Its interest comes amid broader talk that big auditors could be primed for a fresh burst of expansion in the consulting market, which has offered them stronger growth than their traditional businesses in recent years.
One of the people said PwC had also expressed an interest in buying all or part of Booz & Company, another management consultant.
Roland Berger had attracted interest from other suitors too, another person close to the situation said.
It was far from clear on Friday whether either management consultancy would end up being bought.
Booz said it had a policy of not commenting on “rumours and speculation”. PwC said it did not comment on “market rumours”. Roland Berger also declined to comment.
The collapse of the 2010 talks between Deloitte and Roland Berger illustrated how difficult it can be to do deals in management consultancy. The advanced discussions fell apart after partners at Roland Berger decided to continue going it alone.

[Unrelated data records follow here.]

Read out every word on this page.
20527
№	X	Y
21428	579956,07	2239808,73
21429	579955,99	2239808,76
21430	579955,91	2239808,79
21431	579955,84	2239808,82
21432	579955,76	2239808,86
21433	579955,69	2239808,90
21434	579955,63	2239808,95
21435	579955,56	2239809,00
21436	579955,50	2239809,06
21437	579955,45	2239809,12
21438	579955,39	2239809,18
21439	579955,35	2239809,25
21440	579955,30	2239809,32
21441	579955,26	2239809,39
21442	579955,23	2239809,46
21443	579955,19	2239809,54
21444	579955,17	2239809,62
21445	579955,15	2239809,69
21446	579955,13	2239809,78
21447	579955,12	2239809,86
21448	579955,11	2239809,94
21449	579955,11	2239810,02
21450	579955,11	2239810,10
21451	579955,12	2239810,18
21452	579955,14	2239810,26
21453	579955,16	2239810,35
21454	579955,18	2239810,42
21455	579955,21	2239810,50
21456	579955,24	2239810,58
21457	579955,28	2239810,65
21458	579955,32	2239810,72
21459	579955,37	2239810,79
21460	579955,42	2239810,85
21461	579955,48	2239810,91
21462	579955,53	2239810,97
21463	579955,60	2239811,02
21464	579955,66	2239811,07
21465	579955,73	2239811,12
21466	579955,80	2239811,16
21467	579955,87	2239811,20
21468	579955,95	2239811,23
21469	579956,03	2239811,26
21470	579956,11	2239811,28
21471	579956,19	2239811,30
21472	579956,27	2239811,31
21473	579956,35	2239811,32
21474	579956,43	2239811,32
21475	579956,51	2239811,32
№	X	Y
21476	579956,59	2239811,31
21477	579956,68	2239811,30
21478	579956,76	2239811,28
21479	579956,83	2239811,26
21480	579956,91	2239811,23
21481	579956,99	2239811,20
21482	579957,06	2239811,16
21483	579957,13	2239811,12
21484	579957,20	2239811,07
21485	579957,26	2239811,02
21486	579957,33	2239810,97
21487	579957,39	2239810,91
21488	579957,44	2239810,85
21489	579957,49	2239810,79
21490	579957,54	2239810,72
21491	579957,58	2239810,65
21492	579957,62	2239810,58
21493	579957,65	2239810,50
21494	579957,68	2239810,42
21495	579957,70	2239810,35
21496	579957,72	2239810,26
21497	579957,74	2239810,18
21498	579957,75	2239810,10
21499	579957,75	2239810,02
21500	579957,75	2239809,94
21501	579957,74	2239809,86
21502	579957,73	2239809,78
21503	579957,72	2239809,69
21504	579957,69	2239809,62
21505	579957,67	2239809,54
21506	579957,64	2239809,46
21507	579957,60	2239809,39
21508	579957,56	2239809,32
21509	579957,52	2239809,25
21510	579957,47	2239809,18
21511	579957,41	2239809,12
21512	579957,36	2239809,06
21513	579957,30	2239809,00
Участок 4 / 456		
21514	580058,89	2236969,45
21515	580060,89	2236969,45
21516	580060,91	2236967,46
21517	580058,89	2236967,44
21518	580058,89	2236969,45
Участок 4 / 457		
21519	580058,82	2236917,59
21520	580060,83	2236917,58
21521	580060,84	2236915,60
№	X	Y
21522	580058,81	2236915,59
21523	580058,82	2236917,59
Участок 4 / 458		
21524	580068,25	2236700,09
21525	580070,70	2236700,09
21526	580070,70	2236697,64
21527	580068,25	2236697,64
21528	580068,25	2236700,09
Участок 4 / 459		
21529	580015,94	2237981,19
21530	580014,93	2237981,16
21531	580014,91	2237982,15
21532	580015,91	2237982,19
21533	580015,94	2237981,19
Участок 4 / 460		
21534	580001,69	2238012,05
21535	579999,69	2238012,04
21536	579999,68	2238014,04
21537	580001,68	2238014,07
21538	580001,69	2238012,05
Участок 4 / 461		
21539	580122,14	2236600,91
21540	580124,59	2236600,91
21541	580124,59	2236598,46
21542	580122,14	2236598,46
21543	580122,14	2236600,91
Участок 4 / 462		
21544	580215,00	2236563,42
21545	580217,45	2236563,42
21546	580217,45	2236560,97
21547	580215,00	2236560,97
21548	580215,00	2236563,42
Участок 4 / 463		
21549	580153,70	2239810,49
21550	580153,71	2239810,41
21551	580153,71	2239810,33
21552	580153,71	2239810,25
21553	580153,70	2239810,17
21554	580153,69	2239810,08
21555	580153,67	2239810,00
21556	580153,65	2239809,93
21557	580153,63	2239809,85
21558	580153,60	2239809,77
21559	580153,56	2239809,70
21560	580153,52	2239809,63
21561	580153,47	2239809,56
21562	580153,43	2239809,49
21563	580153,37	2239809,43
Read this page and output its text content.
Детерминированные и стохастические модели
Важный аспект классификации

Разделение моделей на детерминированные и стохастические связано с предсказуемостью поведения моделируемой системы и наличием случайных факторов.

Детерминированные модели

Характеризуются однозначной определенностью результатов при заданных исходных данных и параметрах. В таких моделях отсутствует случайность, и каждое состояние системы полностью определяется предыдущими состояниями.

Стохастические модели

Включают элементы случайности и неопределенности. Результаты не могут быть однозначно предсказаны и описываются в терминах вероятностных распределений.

Merger talks between Booz and AT Kearney, another management consultant, also failed to come to fruition in 2010.
Successful mergers and acquisition activity in the sector is not unheard of. Earlier this year Deloitte bought Monitor – the strategy house co-founded by Harvard management guru Michael Porter – out of bankruptcy.
Roland Berger was founded in 1967 and employs about 2,700 in 51 offices. The German newspaper Frankfurter Allgemeine Zeitung reported last month that Roland Berger was in talks with an auditor – said to be Deloitte – about a possible sale.
Deloitte was not able to comment immediately on Friday night.
Booz was founded in the US in 1914 and now employs more than 3,000 people in 58 offices around the world. It hived off its US government consulting business, Booz Allen Hamilton, in 2008. It bought Management Engineers, a smaller consultancy earlier this year.
PwC’s interest in the consulting sector comes at a sensitive time for auditing. Regulators around the world have put the audit profession under harsh scrutiny in the wake of its failure to warn investors of bank failures during the financial crisis.
Regulators are concerned about the potential conflicts of interest when an auditor also has a consulting arm.
The European Commission had gone so far as to propose a crackdown that had raised the prospect of a break-up of one or more of the “Big Four” accountants: PwC, Deloitte, Ernst & Young and KPMG. This is now unlikely to happen after EU lawmakers rejected it earlier this week.